Gov. Tim Walz on Tuesday proposed a $52.4 billion budget, which includes an extensive revamping of tax laws, targeting large corporations and Minnesota’s highest-earners.
Walz’s spending blueprint is the first gambit of the legislative debate over how Minnesota will close an $883 million budget deficit. The Legislature and Walz, the first-term Democratic-Farmer-Labor governor, have until June 30 to pass a balanced budget.
Walz’s budget includes a series of tax increases, which would generate about $1.66 billion in new revenue.
.@GovTimWalz is proposing a $52.4 billion budget, which includes $745 million in new funding for education: $300 million of that is for an increase on the per-pupil funding formula. Budget also allocates $25 million for school districts suffering from student disenrollment
— Ricardo Lopez (@rljourno) January 26, 2021
Here are six highlights from Tuesday’s budget plan, as well as reaction from legislative leaders.
Tax the rich
Walz said COVID-19 has laid bare the glaring income inequalities that have disproportionately hurt low-wage workers and Minnesotans of color. To that end, most of the tax increases are aimed at the wealthiest Minnesotans.
Walz’s plan would create a fifth tier income tax rate for married households earning more than $1 million and $500,000 for single filers. The Walz administration estimates that about 21,000 households would see an average tax increase of $8,072.
Walz also proposed an additional tax of 1.5% on capital gains and dividend income between $500,000 and $1 million for individuals, trusts and estates. Walz also wants a higher corporate tax rate, rising to 11.25% from the current 9.8%. His administration estimates a revenue gain of $424 million by taxing profitable corporations.
“This is more than a fiscal document,” Walz said. “It’s a moral document.”
Tapping the rainy-day fund
Walz is proposing lawmakers take $1 billion from the budget reserve, leaving about $800 million in the account for any future economic downturns. Minnesota’s fiscal picture, while concerning, is generally in better shape than many other states. A robust reserve gives lawmakers and the governor more options to find funding for their priorities, but Walz is still leaving money in the fund, which is expected to grow if the economy recovers.
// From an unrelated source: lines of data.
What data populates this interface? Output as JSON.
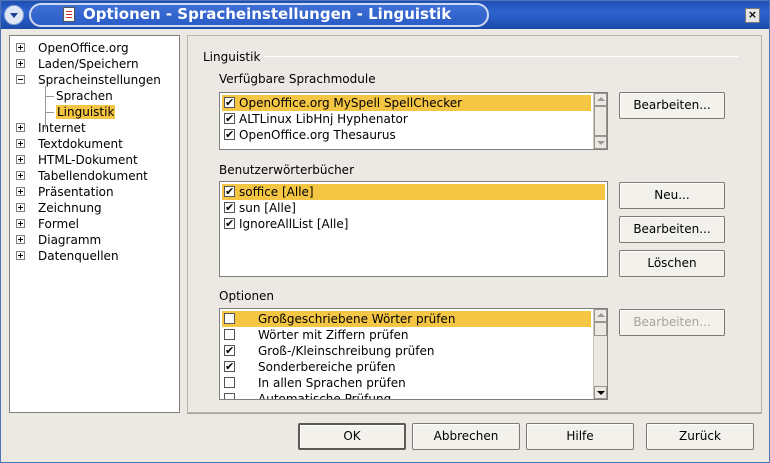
{
  "window": {
    "title": "Optionen - Spracheinstellungen - Linguistik",
    "close": "×"
  },
  "tree": {
    "items": [
      {
        "label": "OpenOffice.org",
        "level": 0,
        "expander": "plus"
      },
      {
        "label": "Laden/Speichern",
        "level": 0,
        "expander": "plus"
      },
      {
        "label": "Spracheinstellungen",
        "level": 0,
        "expander": "minus"
      },
      {
        "label": "Sprachen",
        "level": 1
      },
      {
        "label": "Linguistik",
        "level": 1,
        "selected": true
      },
      {
        "label": "Internet",
        "level": 0,
        "expander": "plus"
      },
      {
        "label": "Textdokument",
        "level": 0,
        "expander": "plus"
      },
      {
        "label": "HTML-Dokument",
        "level": 0,
        "expander": "plus"
      },
      {
        "label": "Tabellendokument",
        "level": 0,
        "expander": "plus"
      },
      {
        "label": "Präsentation",
        "level": 0,
        "expander": "plus"
      },
      {
        "label": "Zeichnung",
        "level": 0,
        "expander": "plus"
      },
      {
        "label": "Formel",
        "level": 0,
        "expander": "plus"
      },
      {
        "label": "Diagramm",
        "level": 0,
        "expander": "plus"
      },
      {
        "label": "Datenquellen",
        "level": 0,
        "expander": "plus"
      }
    ]
  },
  "panel": {
    "group_title": "Linguistik",
    "modules": {
      "label": "Verfügbare Sprachmodule",
      "items": [
        {
          "label": "OpenOffice.org MySpell SpellChecker",
          "checked": true,
          "highlighted": true
        },
        {
          "label": "ALTLinux LibHnj Hyphenator",
          "checked": true
        },
        {
          "label": "OpenOffice.org Thesaurus",
          "checked": true
        }
      ],
      "edit_button": "Bearbeiten..."
    },
    "dictionaries": {
      "label": "Benutzerwörterbücher",
      "items": [
        {
          "label": "soffice [Alle]",
          "checked": true,
          "highlighted": true
        },
        {
          "label": "sun [Alle]",
          "checked": true
        },
        {
          "label": "IgnoreAllList [Alle]",
          "checked": true
        }
      ],
      "new_button": "Neu...",
      "edit_button": "Bearbeiten...",
      "delete_button": "Löschen"
    },
    "options": {
      "label": "Optionen",
      "items": [
        {
          "label": "Großgeschriebene Wörter prüfen",
          "checked": false,
          "highlighted": true
        },
        {
          "label": "Wörter mit Ziffern prüfen",
          "checked": false
        },
        {
          "label": "Groß-/Kleinschreibung prüfen",
          "checked": true
        },
        {
          "label": "Sonderbereiche prüfen",
          "checked": true
        },
        {
          "label": "In allen Sprachen prüfen",
          "checked": false
        },
        {
          "label": "Automatische Prüfung",
          "checked": false
        }
      ],
      "edit_button": "Bearbeiten..."
    }
  },
  "footer": {
    "ok": "OK",
    "cancel": "Abbrechen",
    "help": "Hilfe",
    "back": "Zurück"
  }
}
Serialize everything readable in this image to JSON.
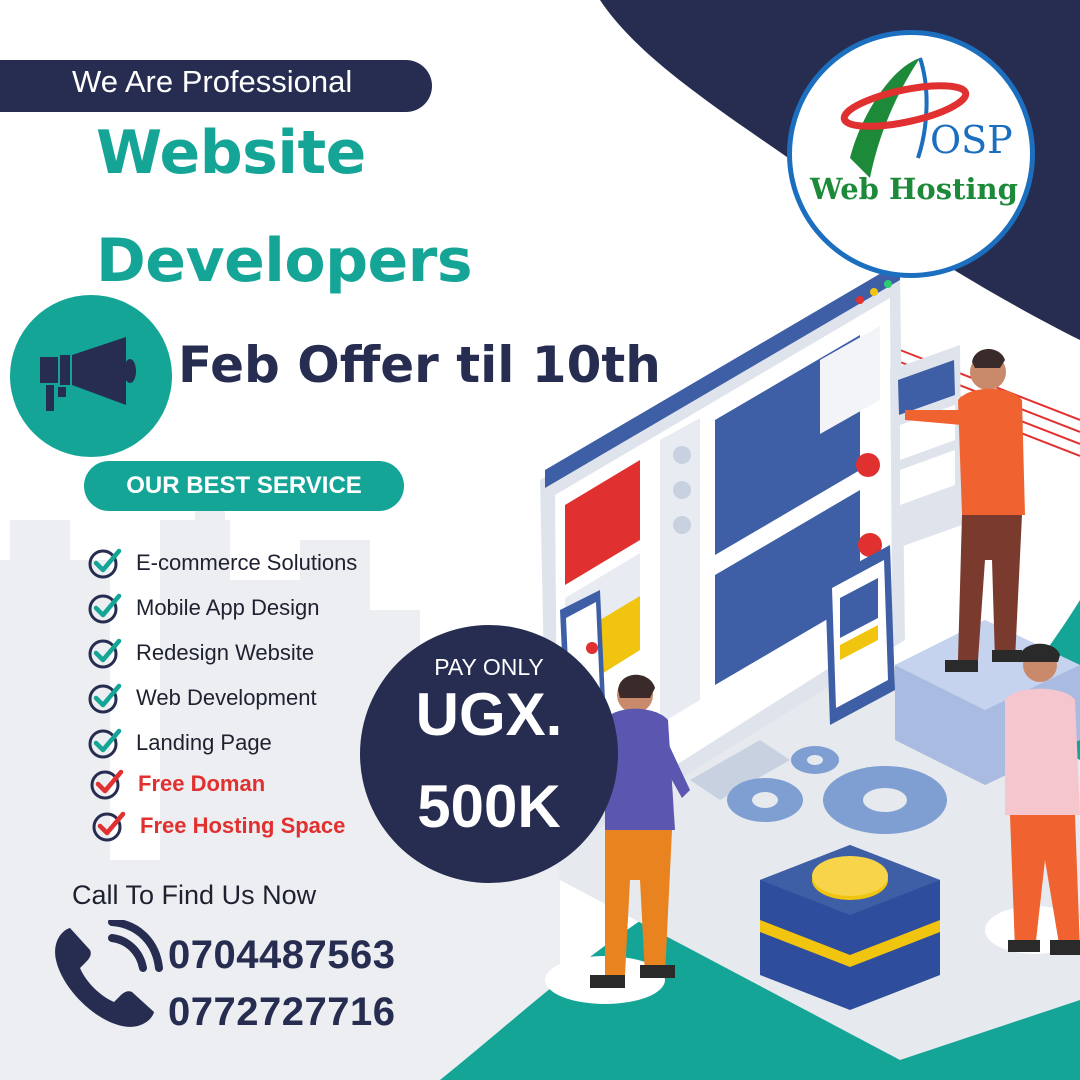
{
  "tagline": "We Are Professional",
  "headline": {
    "line1": "Website",
    "line2": "Developers"
  },
  "offer": "Feb Offer til 10th",
  "services_title": "OUR BEST SERVICE",
  "services": [
    {
      "label": "E-commerce Solutions",
      "style": "normal"
    },
    {
      "label": "Mobile App Design",
      "style": "normal"
    },
    {
      "label": "Redesign Website",
      "style": "normal"
    },
    {
      "label": "Web Development",
      "style": "normal"
    },
    {
      "label": "Landing Page",
      "style": "normal"
    },
    {
      "label": "Free Doman",
      "style": "highlight"
    },
    {
      "label": "Free Hosting Space",
      "style": "highlight"
    }
  ],
  "price": {
    "prefix": "PAY ONLY",
    "currency": "UGX.",
    "amount": "500K"
  },
  "contact": {
    "heading": "Call To Find Us Now",
    "phones": [
      "0704487563",
      "0772727716"
    ]
  },
  "logo": {
    "brand": "OSP",
    "subtitle": "Web Hosting"
  },
  "icons": [
    "megaphone-icon",
    "checkmark-icon",
    "phone-icon"
  ],
  "colors": {
    "navy": "#262d50",
    "teal": "#15a597",
    "red": "#e0302f",
    "logo_blue": "#1c6fbf",
    "logo_green": "#1d8a3a"
  }
}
Tobacco and vaping taxes proposed
Walz defended proposals to increase taxes on cigarettes and vaping products. The tax, which falls disproportionately on people who make less because lower income people are more likely to smoke, is important to reduce the public health impacts of nicotine addiction. Minnesota has been grappling with a rise in youth nicotine addiction due to vaping. The cigarette tax increase is expected to raise about $139 million in the upcoming biennium, while the vape tax would raise about $12 million.
No new taxes, GOP says
In recent days, Senate and House Republicans have been voicing opposition to any new tax increases. Senate Majority Leader Paul Gazelka, R-East Gull Lake, tweeted his initial reaction to Walz’s plan: “We must keep life affordable by not raising taxes on anyone, much less small businesses that found a way to thrive in a pandemic, which will be hit by the 5th tier,” Gazelka said. He also pushed back against “regressive tax increases on tobacco.”
The Minnesota Business Partnership, which represents the state’s largest corporations like 3M and Target, also criticized Walz’s tax proposal, which would fall on many of its members. “The cost of doing business in Minnesota is already among the highest in the nation, even without these proposed tax hikes,” said Charlie Weaver, executive director. “These tax increases would threaten the state’s recovery and put our state’s businesses at a competitive disadvantage against competitors in other states and globally.”
Covering rebuilding costs from the civil unrest, riots
One of the brewing battles of the legislative session will be over how to pay for rebuilding efforts in Minneapolis and St. Paul after the damage from the civil unrest and rioting that followed George Floyd’s killing last summer. Walz is proposing the state authorize $150 million in redevelopment bonds to support rebuilding efforts for small businesses and damaged private property..
Just this week, Senate Republicans held a hearing on legislation that would amend the definition of state-declared disasters to exclude “catastrophe caused by civil unrest.” State Sen. Julie Rosen, R-Fairmont, the sponsor of that legislation, did not outright reject the Walz proposal for redevelopment bonds, saying it would spark “good discussion.
Education gets big boost
Walz’s budget includes $745 million in new funding for education, including $300 million to increase per-pupil funding. His spending plan also provides $25 million in one-time funding for school districts suffering from lower enrollment due to the pandemic. Because schools get funding based on enrollment, the rise in homeschooling and exodus of students out of public schools is expected to cause economic pain for some districts.